If you want to be part of internet history, you can create a very popular website, or hope your meme goes viral, but there is also an easier method. You will soon be able to literally buy the web, because the first source code is being auctioned as nft.
Tim Berners-Lee, the inventor of the web, is auctioning off the original code he used to create the web in 1989 as a non-fungible token. This is a recent development within blockchain technology in which digital works with a timestamp and cryptographic signature are stored on the blockchain. This allows an artist or programmer to claim his digital work as property, but that timestamp also makes it possible to resell the work as a so-called nft. Now Berners-Lee is doing just that with the code used to create the first web browser.

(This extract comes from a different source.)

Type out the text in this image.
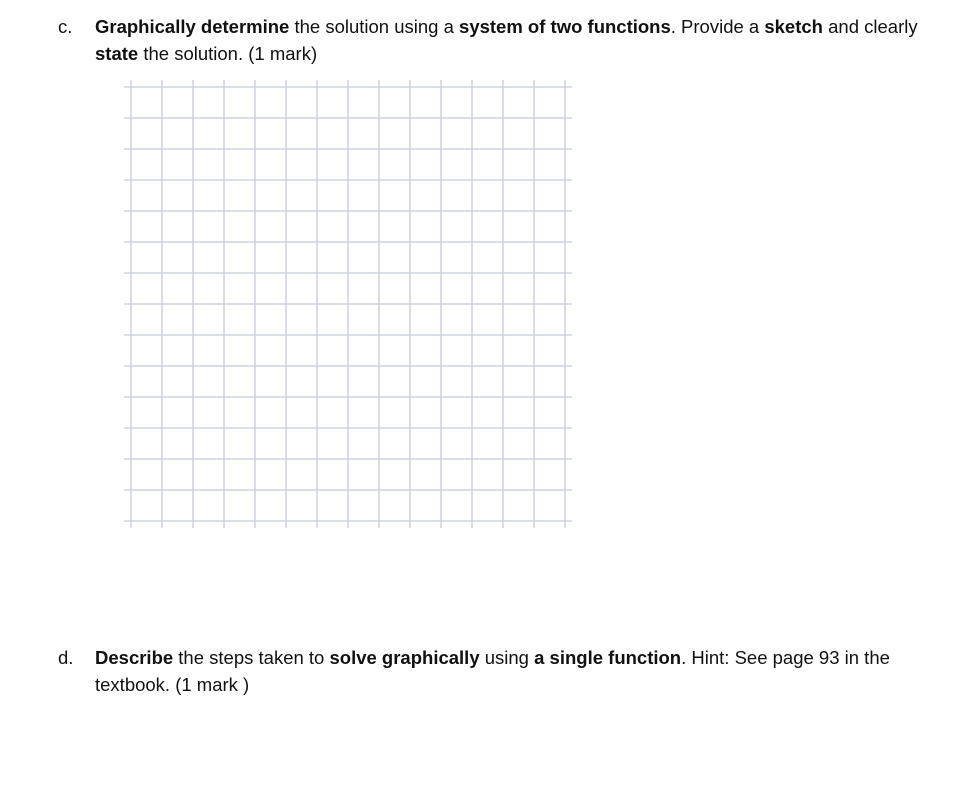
c. Graphically determine the solution using a system of two functions. Provide a sketch and clearly state the solution. (1 mark)
d. Describe the steps taken to solve graphically using a single function. Hint: See page 93 in the textbook. (1 mark )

The code will be auctioned from June 23 at auction house Sotheby’s. That has already sold other NFTs and sees a lot of benefit in the technology. The price for Berners-Lees code starts at a thousand dollars, but the price is expected to rise considerably. The lot will be named This Changed Everything. It is a reference to the importance of the Internet, which Sotheby’s sense of drama aligns with Galileo’s proof that the Earth revolves around the sun, Gutenberg’s letterpress machine, and Einstein’s Theory of Relativity.
The lot consists of four pieces. These are the original files from the first WorldWideWeb application to create and link to web files, written between October 3, 1990 and August 24, 1991. The code consists of 9555 lines and contains the first forms of HTML and HTTP, and URIs. Also included is the original readme file for the first users. Buyers also receive a 30-minute animation video in which the code is written, and an svg with the code on it. Finally, Berners-Lee has written a new readme detailing how he now and then thinks and feels about the browser’s code and design.